RANKL: a promising target for cancer immunotherapy
A study conducted by researchers from the Laboratory of Experimental Pathology at ULiege (GIGA institute) demonstrates that, besides promoting cancer progression through its well-described role as a chemotactic factor to attract malignant cells to bones, the protein RANKL has a strong immunosuppressive action on antigen-presenting cells [dendritic cells (DC)/plasmacytoid dendritic cells (pDC)]. These results are published in Journal for ImmunoTherapy of Cancer.
Initially identified for its involvement in bone formation/remodeling, the RANKL/RANK axis is now recognized for its effects that go far beyond bone biology. In cancer development and spread, while its direct impact on tumor cells is well described, the influence of the RANKL/RANK ligand-receptor (and its inhibition) on intratumoral immune cells remained insufficiently explored.
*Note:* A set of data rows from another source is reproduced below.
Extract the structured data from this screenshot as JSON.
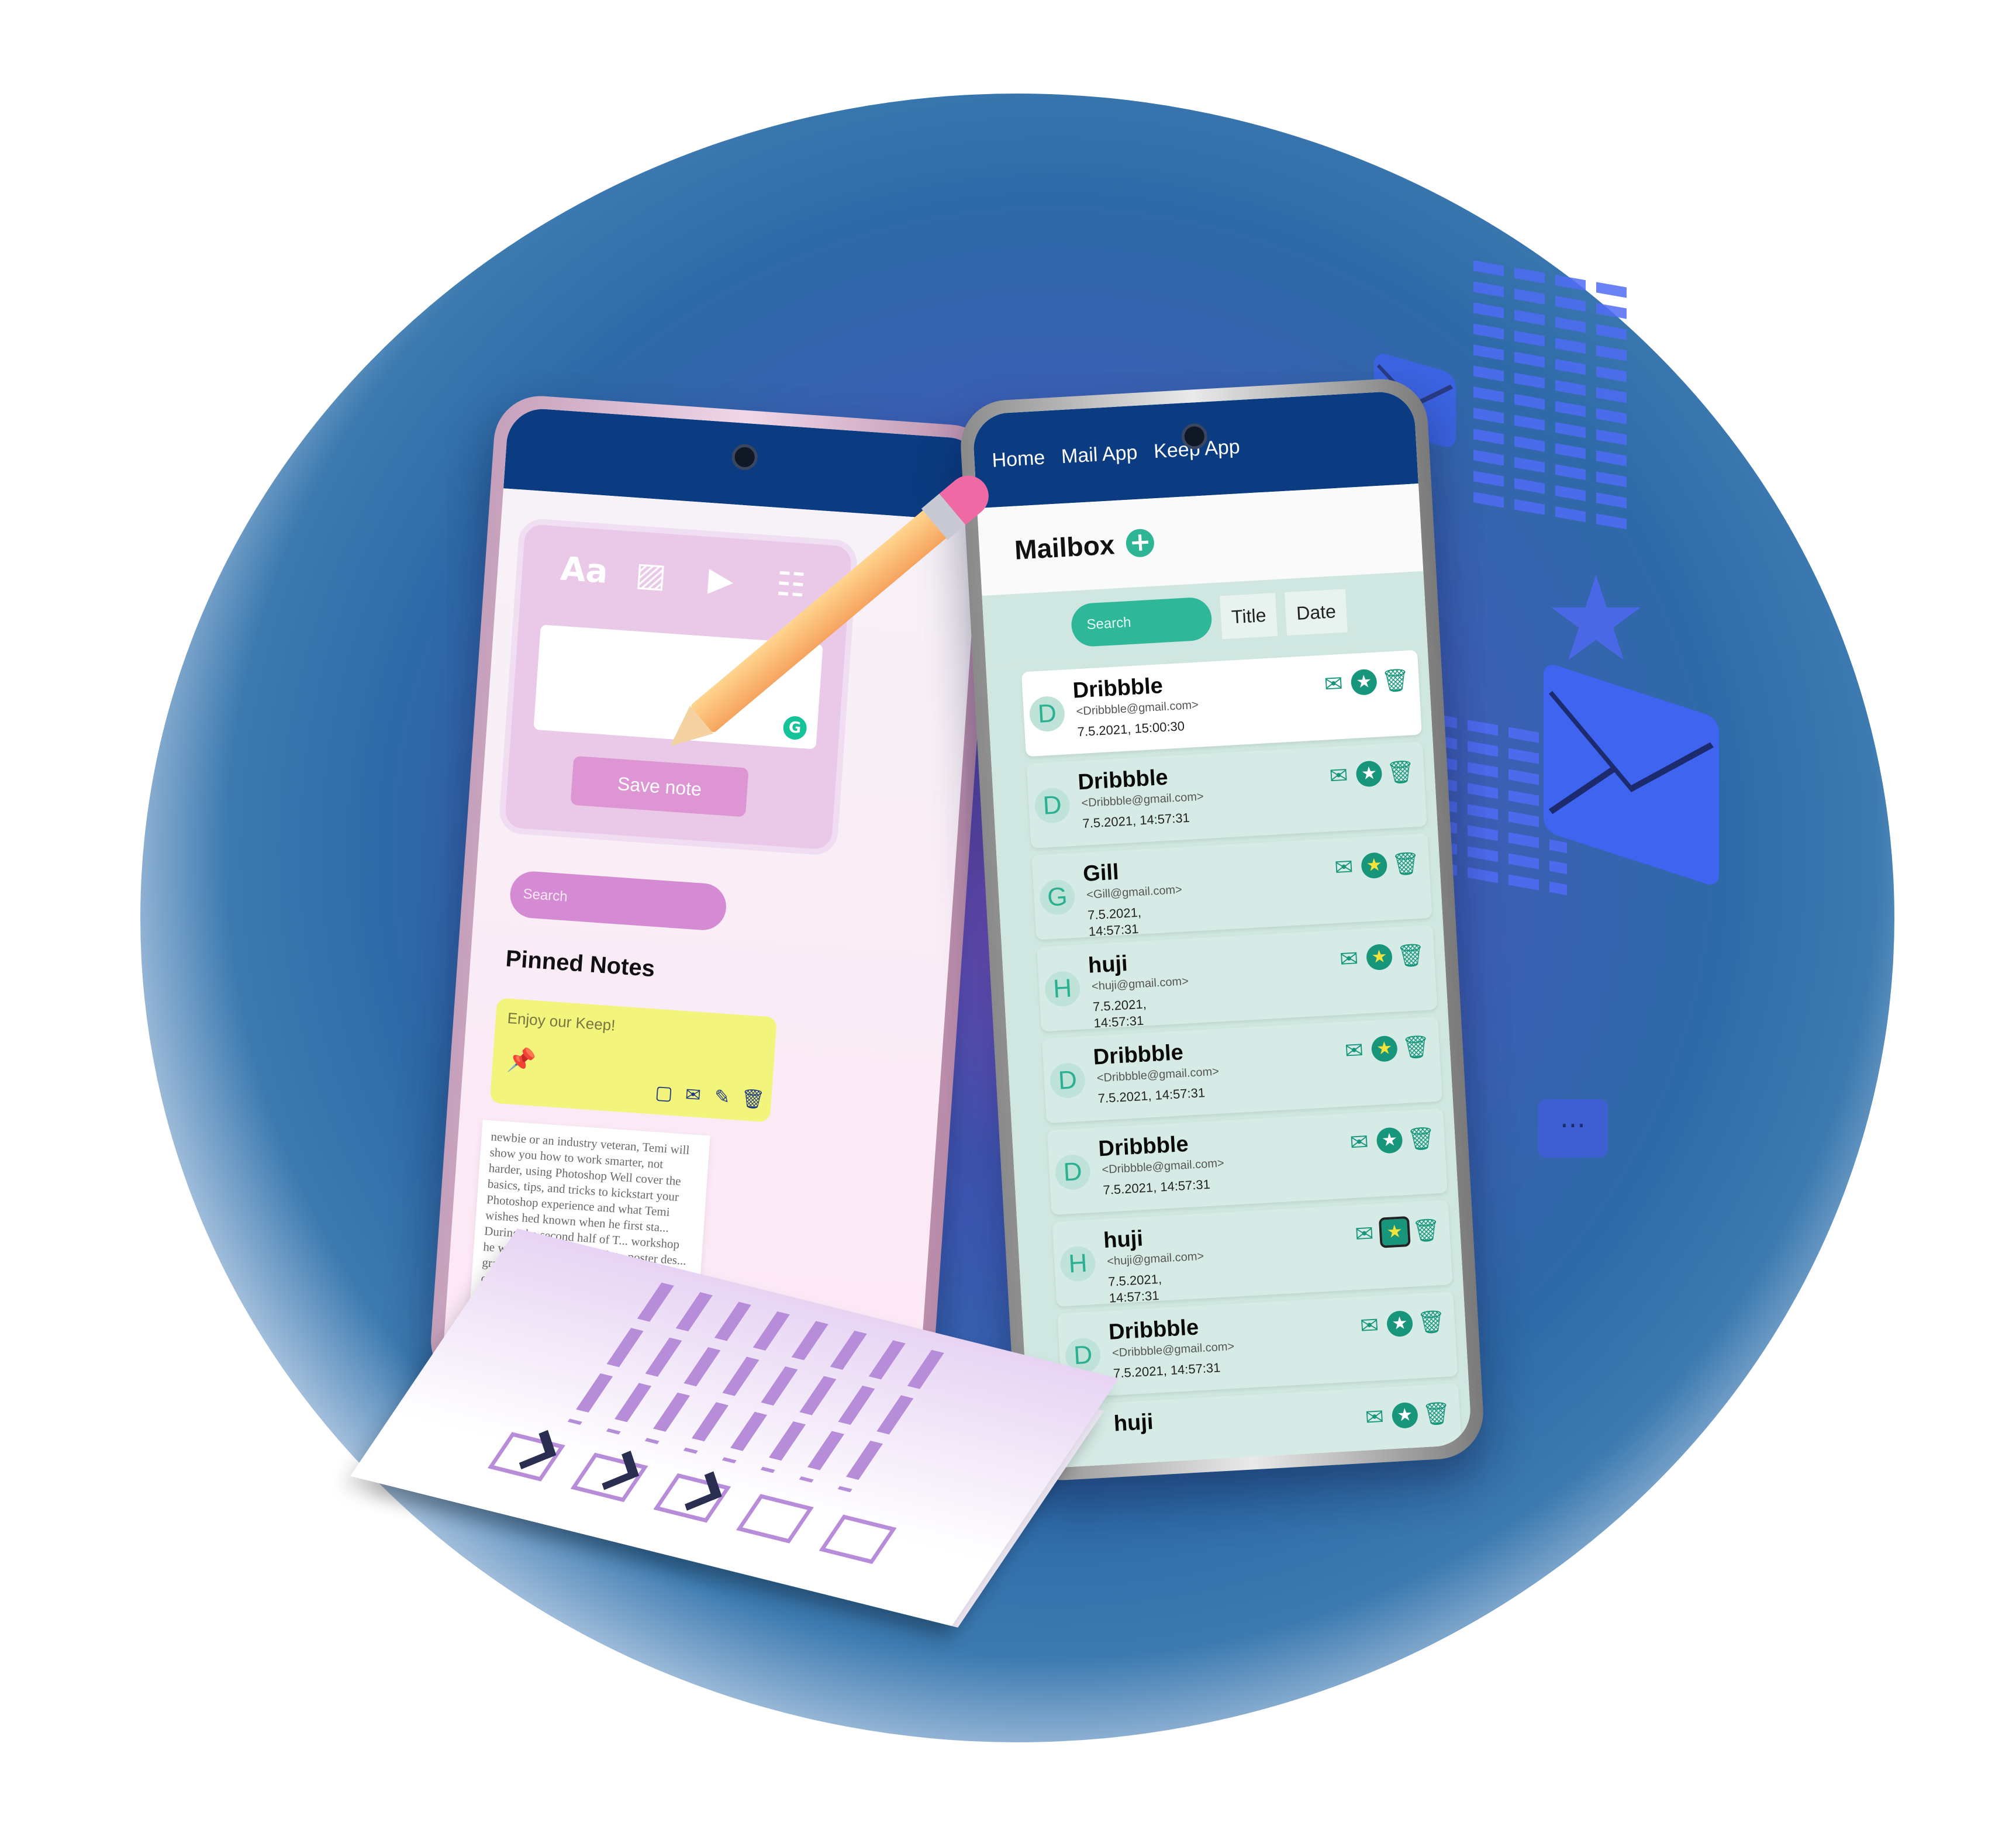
{
  "keep_app": {
    "tools": [
      "Aa",
      "image",
      "play",
      "clipboard"
    ],
    "save_button": "Save note",
    "search_placeholder": "Search",
    "pinned_title": "Pinned Notes",
    "pinned_note_text": "Enjoy our Keep!",
    "note_body": "newbie or an industry veteran, Temi will show you how to work smarter, not harder, using Photoshop Well cover the basics, tips, and tricks to kickstart your Photoshop experience and what Temi wishes hed known when he first sta... During the second half of T... workshop he will show u... approach to poster des... graphic design and m... Plus, youll get to c... LIVE alongside T... experience hi... receive an e... secret Ph... tips afte... the re..."
  },
  "mail_app": {
    "nav": [
      "Home",
      "Mail App",
      "Keep App"
    ],
    "title": "Mailbox",
    "search_placeholder": "Search",
    "filters": [
      "Title",
      "Date"
    ],
    "emails": [
      {
        "initial": "D",
        "sender": "Dribbble",
        "email": "<Dribbble@gmail.com>",
        "date": "7.5.2021, 15:00:30",
        "starred": false,
        "read": true
      },
      {
        "initial": "D",
        "sender": "Dribbble",
        "email": "<Dribbble@gmail.com>",
        "date": "7.5.2021, 14:57:31",
        "starred": false
      },
      {
        "initial": "G",
        "sender": "Gill",
        "email": "<Gill@gmail.com>",
        "date": "7.5.2021, 14:57:31",
        "starred": true
      },
      {
        "initial": "H",
        "sender": "huji",
        "email": "<huji@gmail.com>",
        "date": "7.5.2021, 14:57:31",
        "starred": true
      },
      {
        "initial": "D",
        "sender": "Dribbble",
        "email": "<Dribbble@gmail.com>",
        "date": "7.5.2021, 14:57:31",
        "starred": true
      },
      {
        "initial": "D",
        "sender": "Dribbble",
        "email": "<Dribbble@gmail.com>",
        "date": "7.5.2021, 14:57:31",
        "starred": false
      },
      {
        "initial": "H",
        "sender": "huji",
        "email": "<huji@gmail.com>",
        "date": "7.5.2021, 14:57:31",
        "starred": true,
        "selected": true
      },
      {
        "initial": "D",
        "sender": "Dribbble",
        "email": "<Dribbble@gmail.com>",
        "date": "7.5.2021, 14:57:31",
        "starred": false
      },
      {
        "initial": "",
        "sender": "huji",
        "email": "",
        "date": "",
        "starred": false
      }
    ]
  },
  "colors": {
    "nav_bg": "#0b3c82",
    "accent_teal": "#2fb79a",
    "keep_pink": "#de95d4",
    "note_yellow": "#f3f47c"
  }
}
This study conducted by Michael Herfs (FNRS Research Associate), Pascale Hubert (Senior First Assistant, ULiège) and their team highlights the strong immunosuppressive function of RANKL in tumor microenvironment. “We used various RANKL inhibitors and a significant decrease in tumor growth, which was further enhanced by neoadjuvant chemotherapy, was consistently observed in syngeneic mouse models of triple-negative breast cancer” explains Pascale Hubert.
“Importantly, the therapeutic efficacy of RANKL blockade was not detected in immunocompromised models, illustrating that this anti-tumor effect was dependent on the adaptive immune system”, adds Michael Herfs.
“From a mechanistic point of view, our in vivo/in vitro results show that RANKL promotes T regulatory cell differentiation and suppressive function in tumor microenvironment through acting as a tolerogenic signal on antigen-presenting cells (DC/pDC). These results could also explain the numerous immune regulation/differentiation gene signatures enriched in RANKLhigh-expressing tumors”, say the two researchers.
Taken together, this study provides insight into the role of RANKL in immune tolerance and highlights the immunotherapeutic efficacy of its blockade in the context of triple-negative breast cancer.
Reference
RANKL blockade inhibits cancer growth through reversing the tolerogenic profile of tumor-infiltrating (plasmacytoid) dendritic cells.
J Immunother Cancer. 2025 Mar 13;13(3):e010753. doi: 10.1136/jitc-2024-010753.